The matter came to Ugast's attention Tuesday after two Sherman jurors were observed at the trial of two Washington brothers accused of the murder of a narcotics dealer. Those jurors, both women, were present when Judge John F. Doyle accepted guilty verdicts from the jury in that case. Both Sherman jurors also were observed at the same murder trial one day last week.
Yesterday morning. Ugast discussed the matter with prosection and defense lawyers in the Sherman case. He then asked the full jury panel if any of them had attended other Superior Court proceedings during their free time in the Sherman case.

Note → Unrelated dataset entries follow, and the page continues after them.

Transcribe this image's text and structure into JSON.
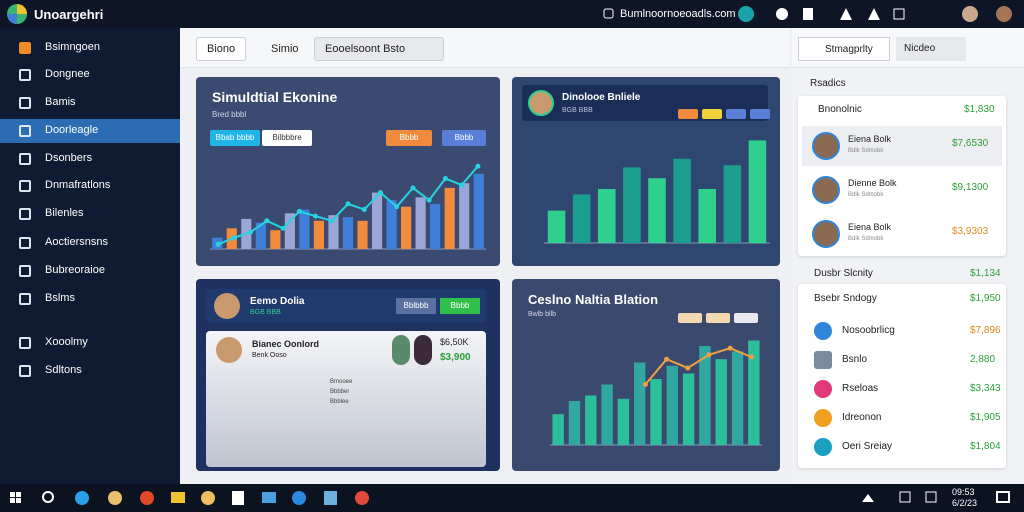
{
  "topbar": {
    "app_name": "Unoargehri",
    "search": "Bumlnoornoeoadls.com"
  },
  "sidebar": {
    "items": [
      "Bsimngoen",
      "Dongnee",
      "Bamis",
      "Doorleagle",
      "Dsonbers",
      "Dnmafratlons",
      "Bilenles",
      "Aoctiersnsns",
      "Bubreoraioe",
      "Bslms",
      "Xooolmy",
      "Sdltons"
    ],
    "active": 3
  },
  "tabs": [
    "Biono",
    "Simio",
    "Eooelsoont Bsto"
  ],
  "panels": [
    {
      "title": "Simuldtial Ekonine",
      "subtitle": "Bred bbbl",
      "buttons": [
        "Bbab bbbb",
        "Bilbbbre",
        "Bbbb",
        "Bbbb"
      ],
      "chart": {
        "type": "bar",
        "ylim": [
          0,
          100
        ],
        "values": [
          12,
          22,
          32,
          28,
          20,
          38,
          42,
          30,
          36,
          34,
          30,
          60,
          52,
          45,
          55,
          48,
          65,
          70,
          80
        ],
        "colors": [
          "#3d7fd9",
          "#f28b3c",
          "#9aa6d6"
        ],
        "line": [
          5,
          12,
          18,
          30,
          22,
          40,
          35,
          30,
          48,
          42,
          60,
          45,
          65,
          52,
          75,
          68,
          88
        ],
        "line_color": "#27d3e0"
      }
    },
    {
      "title": "Dinolooe Bnliele",
      "subtitle": "BGB BBB",
      "chart": {
        "type": "bar",
        "ylim": [
          0,
          100
        ],
        "values": [
          30,
          45,
          50,
          70,
          60,
          78,
          50,
          72,
          95
        ],
        "colors": [
          "#2fd08e",
          "#1c9e8e"
        ]
      }
    },
    {
      "title": "Eemo Dolia",
      "subtitle": "BGB BBB",
      "buttons": [
        "Bblbbb",
        "Bbbb"
      ],
      "card_title": "Bianec Oonlord",
      "card_subtitle": "Benk Ooso",
      "amounts": [
        "$6,50K",
        "$3,900"
      ],
      "legend": [
        "Bmooee",
        "Bbbber",
        "Bbblee"
      ],
      "pie": {
        "type": "pie",
        "values": [
          30,
          22,
          20,
          16,
          12
        ],
        "colors": [
          "#f2a23c",
          "#3d8fe0",
          "#2ecfd0",
          "#9bd23c",
          "#e04fa8"
        ]
      },
      "chart": {
        "type": "bar",
        "ylim": [
          0,
          100
        ],
        "values": [
          18,
          28,
          38,
          32,
          48,
          42,
          60,
          55,
          70,
          58,
          75,
          62
        ],
        "colors": [
          "#27c6e0",
          "#f0d23c",
          "#8e5fe0",
          "#3d7fd9"
        ],
        "line": [
          15,
          25,
          30,
          35,
          45,
          50,
          62,
          70,
          78,
          88
        ],
        "line_color": "#e8dc3c"
      }
    },
    {
      "title": "Ceslno Naltia Blation",
      "subtitle": "Bwlb bllb",
      "chart": {
        "type": "bar",
        "ylim": [
          0,
          100
        ],
        "values": [
          28,
          40,
          45,
          55,
          42,
          75,
          60,
          72,
          65,
          90,
          78,
          85,
          95
        ],
        "colors": [
          "#2bbf9a",
          "#30a8a0"
        ],
        "line": [
          55,
          78,
          70,
          82,
          88,
          80
        ],
        "line_color": "#f0a040"
      }
    }
  ],
  "right_panel": {
    "tabs": [
      "Stmagprlty",
      "Nicdeo"
    ],
    "subheader": "Rsadics",
    "card": {
      "title": "Bnonolnic",
      "amount": "$1,830",
      "people": [
        {
          "name": "Eiena Bolk",
          "detail": "Bdlk Sdmobk",
          "amount": "$7,6530",
          "accent": "#2c9f3a"
        },
        {
          "name": "Dienne Bolk",
          "detail": "Bdlk Sdmobk",
          "amount": "$9,1300",
          "accent": "#2c9f3a"
        },
        {
          "name": "Eiena Bolk",
          "detail": "Bdlk Sdmobk",
          "amount": "$3,9303",
          "accent": "#e08a1c"
        }
      ]
    },
    "section": {
      "title": "Dusbr Slcnity",
      "amount": "$1,134"
    },
    "list": {
      "title": "Bsebr Sndogy",
      "amount": "$1,950",
      "items": [
        {
          "label": "Nosoobrlicg",
          "amount": "$7,896",
          "accent": "#e08a1c",
          "icon": "#2f86d8"
        },
        {
          "label": "Bsnlo",
          "amount": "2,880",
          "accent": "#2c9f3a",
          "icon": "#7a8aa0"
        },
        {
          "label": "Rseloas",
          "amount": "$3,343",
          "accent": "#2c9f3a",
          "icon": "#e03a7a"
        },
        {
          "label": "Idreonon",
          "amount": "$1,905",
          "accent": "#2c9f3a",
          "icon": "#f0a020"
        },
        {
          "label": "Oeri Sreiay",
          "amount": "$1,804",
          "accent": "#2c9f3a",
          "icon": "#1aa0c0"
        }
      ]
    }
  },
  "taskbar": {
    "clock": [
      "09:53",
      "6/2/23"
    ]
  }
}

Five jurors raised their hands and acknowledged they had.
After the issue was resolved, the trial, now in its sixth week, resumed with testimony from an expert medical witness for the government who contradicted evidence from defense experts earlier in the trial about the treatment of 16-year-old Rita McDowell at D.C. General Hospital.
McDowell died in the hospital's intensive care unit on March 8, 1975, four days after she went to Sherman's clinic at 1835 I St. NW for an abortion. The government contends that McDowells death was caused by shock and blood poisoning due to an abortion. The defense argues that McDowell's death was caused by grossly negligent treatment at D.C. General.
Yesterday, Dr. Edward Hook, chief of the department of medicine at the University of Virginia School of Medicine, testified that in his opinion. McDowell's condition was so serious when she entered the hospital that "death was almost inevitable. . ."
Hook, who had reviewed McDowell's medical records, disagreed with a defense expert who had testified that some changes in McDowell's condition during her treatment at the hospital left room fro optimism about her chances for survival.
Hook also testified that in his opinion there was no evidence in the record to indicate that the source of McDowell's infection was her urinary tract, contrary to testimony from a defense expert.
Hook also testified that in his opinion. McDowell's treatment at D.C. General was consistent with good medical standards and that doctors there are justified in making repeated attempts to reinsert a needle in her chest as part of a medical procedure, , which Hook described as "essential" to her treatment.